Pakistan’s army instructs prime minister Sharif to act without violence

Islamabad Aug 31 (Credit: khybertv.com)
Islamabad Aug 31
(Credit: khybertv.com)

Islamabad, Aug 31 – Pakistan‘s army has instructed the country’s embattled government to solve its political crisis without violence on Sunday following a night of clashes in the capital between police and thousands of protesters demanding the prime minister step down. The demand came after an emergency meeting of the army’s high command and was the latest intervention by the country’s powerful military in the drawn out standoff between the government and followers of former cricketer Imran Khan and populist cleric Tahir-ul-Qadri.

The army has toppled civilian governments in the past, including one led by the current prime minister Nawaz Sharif, either by directly assuming power in coups or by installing caretaker governments. In language that underlined the institution’s undimmed ability to dictate events, an army statement said it was “committed to playing its part in ensuring security of the state”.

It added its “serious concern” about violence in Islamabad and that the situation should be “resolved politically without wasting any time and without recourse to violent means.”

Political accommodation appears unlikely, given that the government and its opponents are deadlocked over the future of the prime minister, who won a landslide victory in last May’s election that Khan claims was secured by massive vote rigging. Khan and Qadri, who marched from the city of Lahore to Islamabad on 14 August in a bid to oust the government, insist Sharif must go.

The government has been at pains to avoid an ugly stand off with demonstrators, ordering police not to confront them as they advanced ever closer to the heart of the capital, even allowing them to hold a protracted sit-in on the road directly in front of parliament and other key government buildings.

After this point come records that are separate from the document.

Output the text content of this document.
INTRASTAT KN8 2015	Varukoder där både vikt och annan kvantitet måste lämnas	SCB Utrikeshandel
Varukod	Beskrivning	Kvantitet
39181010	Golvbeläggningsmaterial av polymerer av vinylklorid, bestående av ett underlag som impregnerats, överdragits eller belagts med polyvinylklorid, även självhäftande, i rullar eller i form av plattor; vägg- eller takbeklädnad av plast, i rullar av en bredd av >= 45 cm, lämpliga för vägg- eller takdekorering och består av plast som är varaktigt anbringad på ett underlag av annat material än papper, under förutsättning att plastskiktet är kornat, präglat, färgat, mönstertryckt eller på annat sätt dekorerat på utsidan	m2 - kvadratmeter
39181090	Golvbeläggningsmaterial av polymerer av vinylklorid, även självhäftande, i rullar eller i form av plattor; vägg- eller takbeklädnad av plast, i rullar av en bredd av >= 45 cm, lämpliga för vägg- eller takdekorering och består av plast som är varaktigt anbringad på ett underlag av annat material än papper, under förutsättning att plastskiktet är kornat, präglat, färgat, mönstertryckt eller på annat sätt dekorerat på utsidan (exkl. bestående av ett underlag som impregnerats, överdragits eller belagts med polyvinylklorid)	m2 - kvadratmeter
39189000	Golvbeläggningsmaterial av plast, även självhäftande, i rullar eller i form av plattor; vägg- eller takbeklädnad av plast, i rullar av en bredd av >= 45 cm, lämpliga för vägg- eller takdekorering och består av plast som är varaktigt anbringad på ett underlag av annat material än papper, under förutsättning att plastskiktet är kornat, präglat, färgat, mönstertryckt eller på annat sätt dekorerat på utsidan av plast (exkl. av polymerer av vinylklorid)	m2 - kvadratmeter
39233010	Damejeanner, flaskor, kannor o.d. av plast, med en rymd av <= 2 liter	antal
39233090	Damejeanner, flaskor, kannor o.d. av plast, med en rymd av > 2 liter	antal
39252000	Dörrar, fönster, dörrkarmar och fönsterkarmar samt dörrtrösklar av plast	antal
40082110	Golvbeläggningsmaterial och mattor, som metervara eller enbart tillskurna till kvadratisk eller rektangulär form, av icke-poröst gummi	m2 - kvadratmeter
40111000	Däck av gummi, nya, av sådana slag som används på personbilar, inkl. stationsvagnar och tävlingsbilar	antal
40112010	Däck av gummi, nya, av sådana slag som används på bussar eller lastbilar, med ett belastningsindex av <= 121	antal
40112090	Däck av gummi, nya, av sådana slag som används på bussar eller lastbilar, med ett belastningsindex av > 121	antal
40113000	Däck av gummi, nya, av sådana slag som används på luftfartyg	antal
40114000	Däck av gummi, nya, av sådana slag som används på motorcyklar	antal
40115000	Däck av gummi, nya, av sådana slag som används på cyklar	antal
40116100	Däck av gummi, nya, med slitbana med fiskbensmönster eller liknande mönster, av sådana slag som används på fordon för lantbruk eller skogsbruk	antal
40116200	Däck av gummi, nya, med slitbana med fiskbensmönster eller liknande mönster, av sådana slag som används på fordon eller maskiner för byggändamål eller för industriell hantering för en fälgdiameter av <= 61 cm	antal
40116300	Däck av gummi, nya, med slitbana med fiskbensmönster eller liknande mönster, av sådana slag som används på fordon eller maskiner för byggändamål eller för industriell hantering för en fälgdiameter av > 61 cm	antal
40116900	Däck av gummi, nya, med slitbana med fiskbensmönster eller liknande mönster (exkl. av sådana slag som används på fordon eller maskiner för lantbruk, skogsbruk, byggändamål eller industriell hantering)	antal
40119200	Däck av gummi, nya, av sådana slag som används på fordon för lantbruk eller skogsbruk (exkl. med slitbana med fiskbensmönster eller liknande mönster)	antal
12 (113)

But, on Saturday night, Khan and Qadri urged their supporters to seize Sharif’s official residence, forcing police to respond with tear gas and rubber bullets to swarms of demonstrators who succeeded in smashing a gate and flooding into the grounds of parliament. Almost 500 people were injured and three died, although one was the victim of a heart attack.

The police response was criticised as excessive by some, though many of the protesters were equipped with gas masks and armed with bamboo staffs, slingshots and other weapons.

The main opposition Pakistan People’s party, which has generally supported Sharif throughout the crisis, criticised the crackdown. And the Muttahida Qaumi Movement party, which has a significant vote block in parliament, joined calls for the government to step down.

Sporadic clashes continued throughout the day on Sunday, with some protesters using slingshots to fire glass marbles at police.

But, by night-time, it seemed neither Khan nor Qadri were preparing to provoke another confrontation, with Khan appearing on the top of the converted sea container in which he has been living for more than two weeks to announce he was going to have a rest. The government will struggle to defend key buildings without using force in any future attempt to seize them.

“Sharif is now in the tightest of corners,” said commentator Mosharraf Zaidi. “The army does not want to intervene in this political dispute but it also clearly indicates that it will not defend prime minister Sharif.”

A noticeably gloomy editorial in Dawn, a respected English-language daily paper, asked whether Sharif could survive Sunday’s crisis.

“The answer, in these frantic hours, must surely be a miserable, despondent no,” it concluded.